La responsabilité pénale du chef d’entreprise face au COVID-19

10 avril 2020

En tant que garant de la sécurité de ses salariés, le chef d’entreprise ne doit pas adopter une attitude passive face aux risques auxquels ils peuvent être exposés.

Face à la pandémie du COVID-19, la question du risque pénal dans l’entreprise – et par voie de conséquence celle de la responsabilité pénale du dirigeant – paraît être plus que jamais d’actualité.

Le dirigeant ne peut se retrancher derrière le fait qu’aucun de ses salariés n’aurait fait usage de son droit d’alerte ou de son droit de retrait pour se désintéresser de son obligation de sécurité.

Car une contamination d’un ou plusieurs salariés au COVID-19 peut éventuellement constituer un accident de travail – au sens de l’article L.411-1 du Code de la sécurité sociale – mais elle peut surtout constituer une infraction pénale.

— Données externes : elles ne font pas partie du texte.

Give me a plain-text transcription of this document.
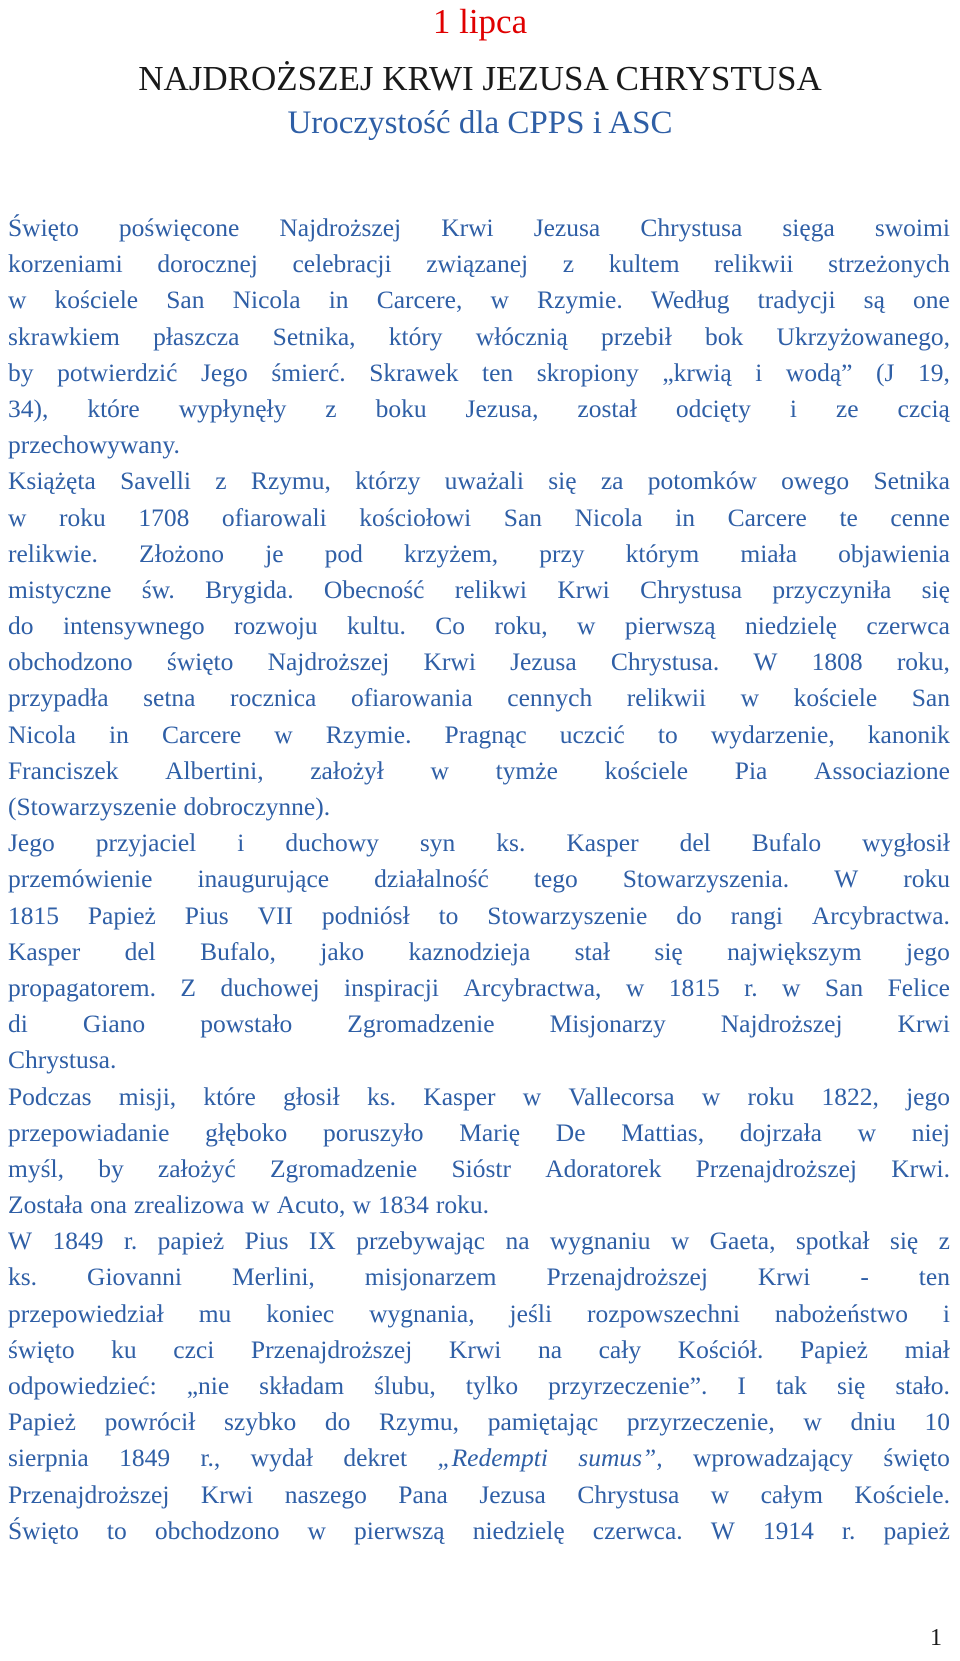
1 lipca
NAJDROŻSZEJ KRWI JEZUSA CHRYSTUSA
Uroczystość dla CPPS i ASC
Święto poświęcone Najdroższej Krwi Jezusa Chrystusa sięga swoimi
korzeniami dorocznej celebracji związanej z kultem relikwii strzeżonych
w kościele San Nicola in Carcere, w Rzymie. Według tradycji są one
skrawkiem płaszcza Setnika, który włócznią przebił bok Ukrzyżowanego,
by potwierdzić Jego śmierć. Skrawek ten skropiony „krwią i wodą” (J 19,
34), które wypłynęły z boku Jezusa, został odcięty i ze czcią
przechowywany.
Książęta Savelli z Rzymu, którzy uważali się za potomków owego Setnika
w roku 1708 ofiarowali kościołowi San Nicola in Carcere te cenne
relikwie. Złożono je pod krzyżem, przy którym miała objawienia
mistyczne św. Brygida. Obecność relikwi Krwi Chrystusa przyczyniła się
do intensywnego rozwoju kultu. Co roku, w pierwszą niedzielę czerwca
obchodzono święto Najdroższej Krwi Jezusa Chrystusa. W 1808 roku,
przypadła setna rocznica ofiarowania cennych relikwii w kościele San
Nicola in Carcere w Rzymie. Pragnąc uczcić to wydarzenie, kanonik
Franciszek Albertini, założył w tymże kościele Pia Associazione
(Stowarzyszenie dobroczynne).
Jego przyjaciel i duchowy syn ks. Kasper del Bufalo wygłosił
przemówienie inaugurujące działalność tego Stowarzyszenia. W roku
1815 Papież Pius VII podniósł to Stowarzyszenie do rangi Arcybractwa.
Kasper del Bufalo, jako kaznodzieja stał się największym jego
propagatorem. Z duchowej inspiracji Arcybractwa, w 1815 r. w San Felice
di Giano powstało Zgromadzenie Misjonarzy Najdroższej Krwi
Chrystusa.
Podczas misji, które głosił ks. Kasper w Vallecorsa w roku 1822, jego
przepowiadanie głęboko poruszyło Marię De Mattias, dojrzała w niej
myśl, by założyć Zgromadzenie Sióstr Adoratorek Przenajdroższej Krwi.
Została ona zrealizowa w Acuto, w 1834 roku.
W 1849 r. papież Pius IX przebywając na wygnaniu w Gaeta, spotkał się z
ks. Giovanni Merlini, misjonarzem Przenajdroższej Krwi - ten
przepowiedział mu koniec wygnania, jeśli rozpowszechni nabożeństwo i
święto ku czci Przenajdroższej Krwi na cały Kościół. Papież miał
odpowiedzieć: „nie składam ślubu, tylko przyrzeczenie”. I tak się stało.
Papież powrócił szybko do Rzymu, pamiętając przyrzeczenie, w dniu 10
sierpnia 1849 r., wydał dekret „Redempti sumus”, wprowadzający święto
Przenajdroższej Krwi naszego Pana Jezusa Chrystusa w całym Kościele.
Święto to obchodzono w pierwszą niedzielę czerwca. W 1914 r. papież
1
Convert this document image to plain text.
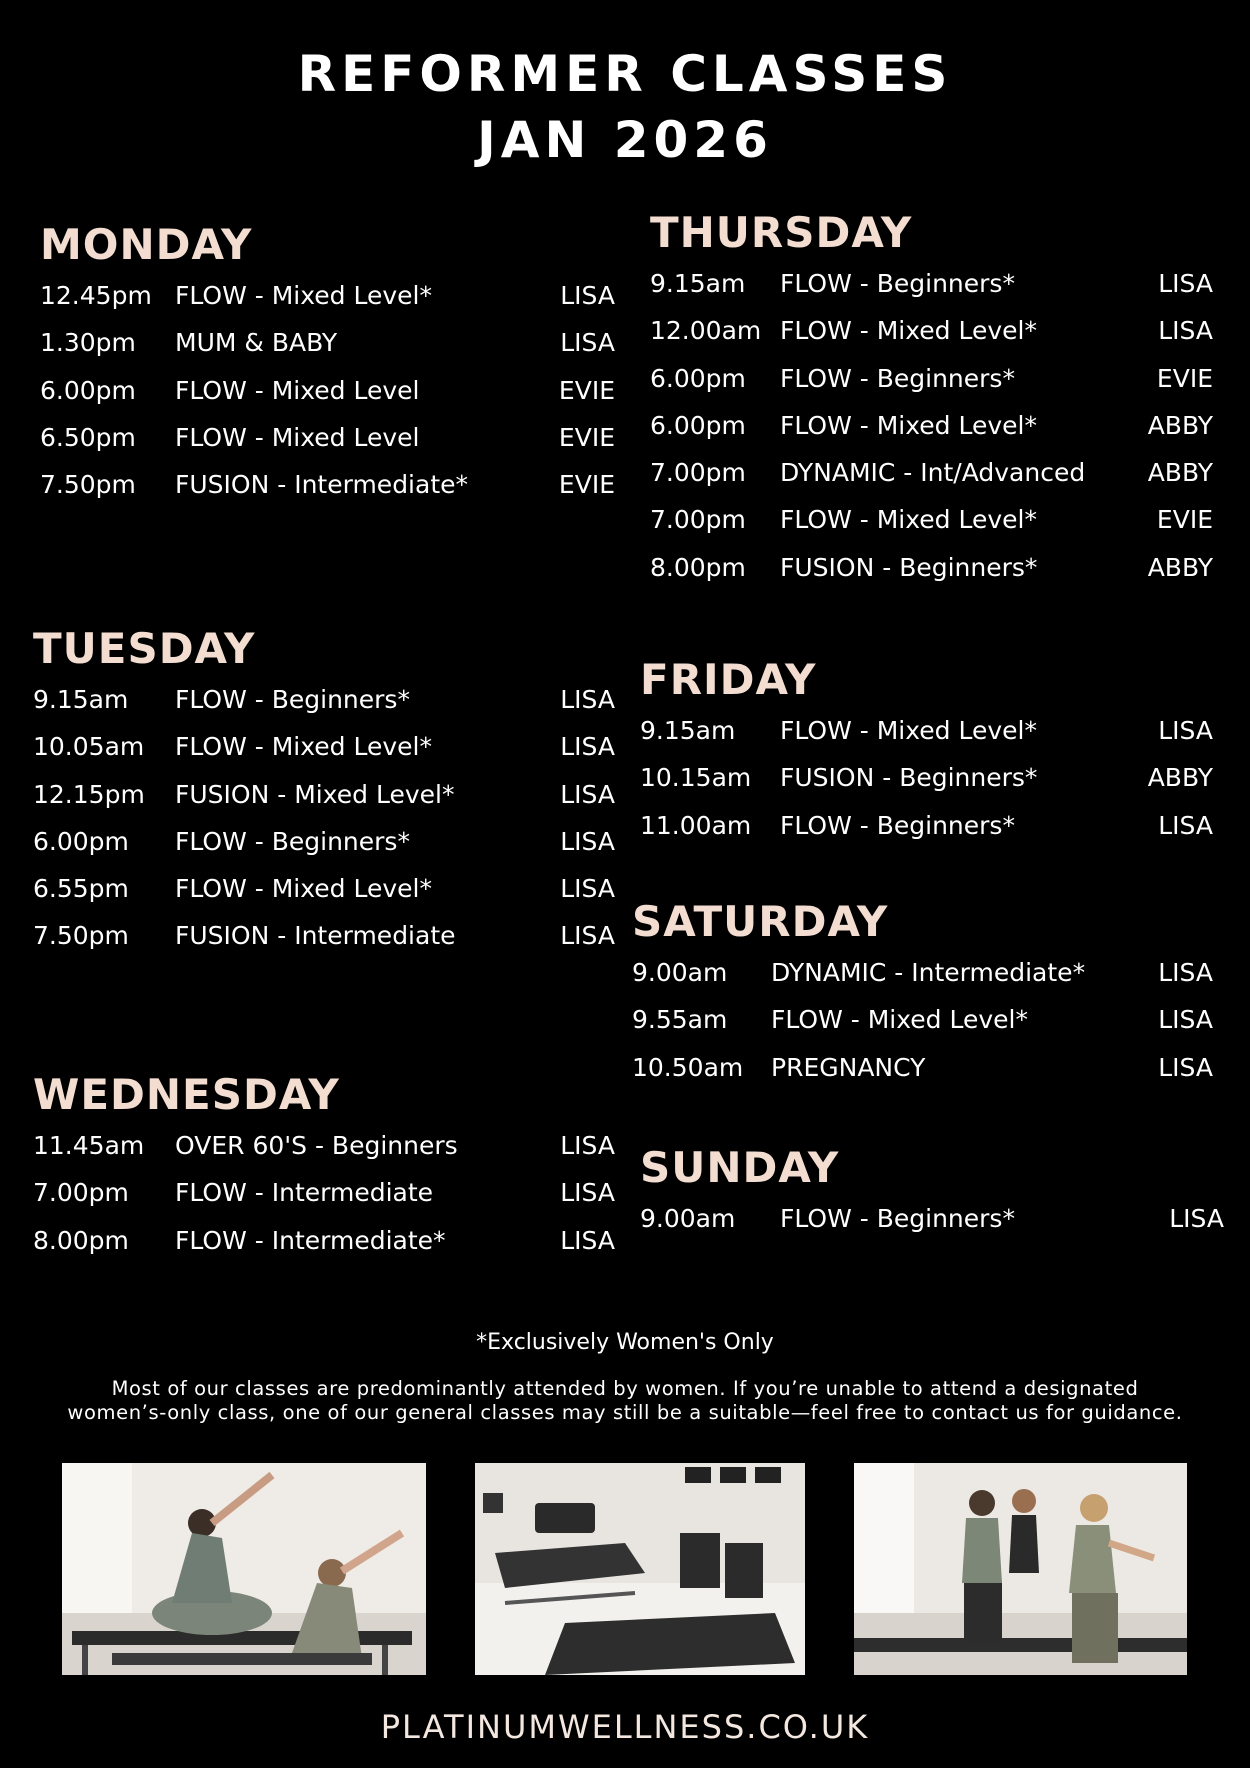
REFORMER CLASSES
JAN 2026
MONDAY
12.45pm FLOW - Mixed Level*	LISA
1.30pm MUM & BABY	LISA
6.00pm FLOW - Mixed Level	EVIE
6.50pm FLOW - Mixed Level	EVIE
7.50pm FUSION - Intermediate*	EVIE
TUESDAY
9.15am FLOW - Beginners*	LISA
10.05am FLOW - Mixed Level*	LISA
12.15pm FUSION - Mixed Level*	LISA
6.00pm FLOW - Beginners*	LISA
6.55pm FLOW - Mixed Level*	LISA
7.50pm FUSION - Intermediate	LISA
WEDNESDAY
11.45am OVER 60'S - Beginners	LISA
7.00pm FLOW - Intermediate	LISA
8.00pm FLOW - Intermediate*	LISA
THURSDAY
9.15am FLOW - Beginners*	LISA
12.00am FLOW - Mixed Level*	LISA
6.00pm FLOW - Beginners*	EVIE
6.00pm FLOW - Mixed Level*	ABBY
7.00pm DYNAMIC - Int/Advanced ABBY
7.00pm FLOW - Mixed Level*	EVIE
8.00pm FUSION - Beginners*	ABBY
FRIDAY
9.15am FLOW - Mixed Level*	LISA
10.15am FUSION - Beginners*	ABBY
11.00am FLOW - Beginners*	LISA
SATURDAY
9.00am DYNAMIC - Intermediate*	LISA
9.55am FLOW - Mixed Level*	LISA
10.50am PREGNANCY	LISA
SUNDAY
9.00am FLOW - Beginners*	LISA
*Exclusively Women's Only
Most of our classes are predominantly attended by women. If you’re unable to attend a designated women’s-only class, one of our general classes may still be a suitable—feel free to contact us for guidance.
PLATINUMWELLNESS.CO.UK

Chaque dirigeant doit donc avoir pleinement conscience du fait que la pandémie du COVID-19 a non seulement des répercussions économiques sur son activité mais également un impact juridique non négligeable sur sa responsabilité.

L’OBLIGATION DE SÉCURITÉ DU CHEF D’ENTREPRISE

L’obligation de sécurité de l’employeur découle des dispositions des articles L.4121-1, L.4121-2 et R.4422-1 du Code du travail. 

Cette obligation impose à l’employeur de prendre les mesures nécessaires pour assurer la sécurité et protéger la santé physique et morale de ses salariés.

Pendant plus d’une quinzaine d’années, cette obligation de sécurité était analysée comme une obligation de résultat. 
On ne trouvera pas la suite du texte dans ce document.